Early in my career I learned that mastering one’s way to the top can never be a part-time job. Half-hearted efforts get you nothing. Heading for whatever top you’re going after calls for a full time commitment. As I took the steps leading to success, I put forth not only a full time effort but overtime. Making commitments is something we all do. Some commitments are deeper than others, and some we have to struggle to keep, but whether easy or difficult, they all challenge us.
When we buy a home or lease a dwelling, when we purchase a car, when we take out insurance of any kind, we make a commitment to mortgage payments, the rent, the car payments, or the insurance premiums. Commitments appear in other areas of our lives too. When we marry, we commit ourselves to our spouses. When we bring children into the world, we commit ourselves to their raising and their support. When we sign a contract of any kind, we commit ourselves to living up to its terms. We commit ourselves to our families, our friends, and to the goals we set for ourselves. That means keeping all the agreements and promises you’ve made to yourself and to others as you forge ahead to reach success in the business world or in other endeavors.

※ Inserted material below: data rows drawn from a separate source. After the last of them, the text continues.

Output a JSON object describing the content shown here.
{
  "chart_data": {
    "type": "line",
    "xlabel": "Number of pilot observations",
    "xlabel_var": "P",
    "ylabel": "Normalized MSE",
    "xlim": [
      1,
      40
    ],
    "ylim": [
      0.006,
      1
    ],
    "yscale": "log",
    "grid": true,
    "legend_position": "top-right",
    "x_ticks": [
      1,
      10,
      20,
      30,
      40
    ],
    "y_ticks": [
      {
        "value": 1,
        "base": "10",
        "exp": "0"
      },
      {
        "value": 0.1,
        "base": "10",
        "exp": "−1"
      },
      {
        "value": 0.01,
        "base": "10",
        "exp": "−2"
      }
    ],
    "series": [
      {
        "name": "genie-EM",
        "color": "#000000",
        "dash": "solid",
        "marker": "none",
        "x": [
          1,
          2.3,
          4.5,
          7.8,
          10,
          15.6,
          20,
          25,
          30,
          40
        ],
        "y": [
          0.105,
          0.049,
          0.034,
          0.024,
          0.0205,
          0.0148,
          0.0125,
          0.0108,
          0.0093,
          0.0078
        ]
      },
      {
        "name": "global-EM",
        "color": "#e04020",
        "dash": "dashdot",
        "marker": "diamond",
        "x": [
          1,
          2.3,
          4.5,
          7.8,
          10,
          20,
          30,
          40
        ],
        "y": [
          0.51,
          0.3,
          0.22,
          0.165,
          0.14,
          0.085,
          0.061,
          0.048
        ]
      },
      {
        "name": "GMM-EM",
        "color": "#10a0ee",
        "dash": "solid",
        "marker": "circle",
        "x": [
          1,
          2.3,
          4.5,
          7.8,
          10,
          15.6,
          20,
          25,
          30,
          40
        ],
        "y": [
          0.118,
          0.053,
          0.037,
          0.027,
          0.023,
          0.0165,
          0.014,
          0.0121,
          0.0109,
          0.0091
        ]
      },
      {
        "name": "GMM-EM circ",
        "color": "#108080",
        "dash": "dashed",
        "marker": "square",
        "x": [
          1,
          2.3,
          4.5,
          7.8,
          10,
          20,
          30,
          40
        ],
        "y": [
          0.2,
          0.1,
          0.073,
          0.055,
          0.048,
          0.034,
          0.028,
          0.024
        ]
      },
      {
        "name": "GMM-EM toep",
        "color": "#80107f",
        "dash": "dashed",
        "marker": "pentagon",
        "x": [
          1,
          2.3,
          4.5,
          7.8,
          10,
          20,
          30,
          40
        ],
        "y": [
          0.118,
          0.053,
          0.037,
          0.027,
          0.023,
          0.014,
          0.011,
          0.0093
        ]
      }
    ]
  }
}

Their strength lies in the truth that life works when you keep your commitments to yourself and others. Nobody says that keeping commitments is easy. It takes a lot of willpower and self-discipline.
Here are a couple of ways I used to stay committed to my goal of becoming a successful automobile salesperson. First, at home after putting in a day at the dealership I wrote down what I planned to do the next day. I never listed more than three objectives for the next day. It’s easier to keep your commitments if you limit them to three. And writing them down fixes them firmly in your mind. Your list becomes a visual aid. Second, at the beginning of the following week, I’d refer to another visual aid—a phrase I had printed on a large file card and had thumb tacked on the wall of my office. It read:” I’m going to beat last week’s record!” The visual aids reinforced my determination to keep my commitments. Visual reinforcement worked for me. Try it; it could work for you.
Certainly there will be occasions when staying committed to your business or other goals will bring on periods of discouragement as well as moments of great satisfaction. It may often seem that for every two steps you take forward, you fall one step back. I know from personal experience that this can happen. But I never dwell on a backward step, for that only puts out negative vibes.
I found that staying committed was easier if I shared my satisfaction times with others. Doing so reinforced my efforts and gave encouragement to others. I also realized that sharing personal discouragements with others served no useful purpose. If you want to be successful, keep your troubles to yourself. Even if you’re not having a good time at the moment, make people believe you are. I gave that advice one time during a lecture. As usual, people came up afterwards to talk to me. One young salesperson said: “I’ve heard the expression ‘crying on the inside, laughing on the outside’. Is that what you’re suggesting?” I told him that was exactly what I meant. People have enough troubles of their own. Nobody wants to see your tears. Keeping them hidden calls for self-discipline. And self-discipline is one of the keys to keeping your commitments!